# Majulin



## bayberry321

I am curious about the origin of the surname Majulin.  I believe it's either Swedish or Finnish.  It seems to be very uncommon.  Does anyone recognize it?  Thanks very much!


----------



## kirahvi

There is no trace of the name in the Name Service of the Finnish Population Registry Centre.


----------



## bayberry321

Thanks very much for the prompt reply!  My great-grandfather's surname was Majulin, and he was listed as Finnish when he entered the U.S. in the early 1900s.  Yet another online site listed his birthplace as St. Petersburg.  He was a silversmith in St. Petersburg, and he married a woman of Swedish descent there is 1899.  Majulin does not seem to be a common name.  I am mostly Swedish but would be proud to confirm some Finnish blood!  Maybe Majulin is a Swedish name.  Thanks very much for your help!


----------



## reamary

I checked that site too, and actually it says that though currently there aren't any with that name, there HAS been the surname Majulin on less than 5 people from Finland, who have passed away. So I'd say it's possible your great-grandfather was Finnish!


----------



## bayberry321

Thanks for your interest and for your reply.  I posted my question last night and then spent this afternoon searching FamilySearch.org, and I may have found the people you mentioned.  I think I may have found my great-great grandfather and my great-great-great grandfather, plus his two sisters!  I hope I'm not making incorrect assumptions, but three Majulin children were born in Kaavi, Kuopio, Finland between 1839 and 1845.  The father of those children was listed slightly differently in the three entries:  Josef Majulin, Joseph Majulin, and Josef Adamsson Majulin, but hopefully I can assume they are all the same man.   The mother is listed as Eva Lisa or Eva Elisabeth, but presumably she is one and the same.

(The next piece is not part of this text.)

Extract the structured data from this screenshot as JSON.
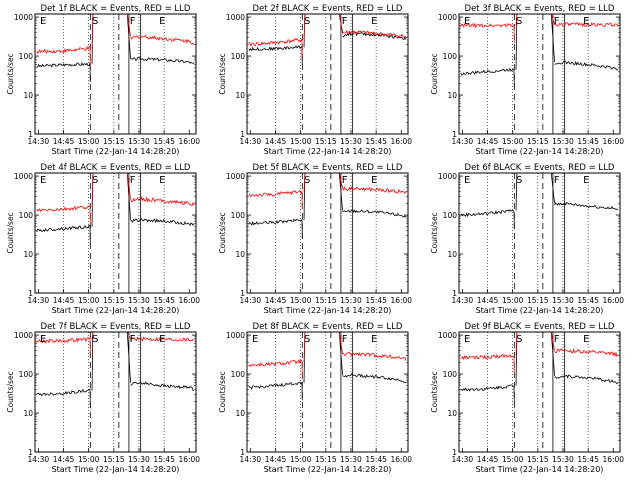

So the three generations look like this:

Josef (or Joseph) Majulin - birthdate unknown, birth place unknown,  but married in 1836
Joseph Emanuel Majulin - christened or baptised in Kaavi in 1845
Josef Ferdinand Emanuelsson Majulin - born about 1874 in Finland or St. Petersburg  (my great-grandfather)

Found no further mention of the two sisters, Eva and Josefina.  I hope they didn't die young.  There seem to be some Swedish names in there:  Adamsson, Henriksdotter, and Emanuelsson.  Hope I'm on the right track.  It's all fascinating!   I looked up Kaavi on the map; sounds like a pretty area.  Thanks very much!


----------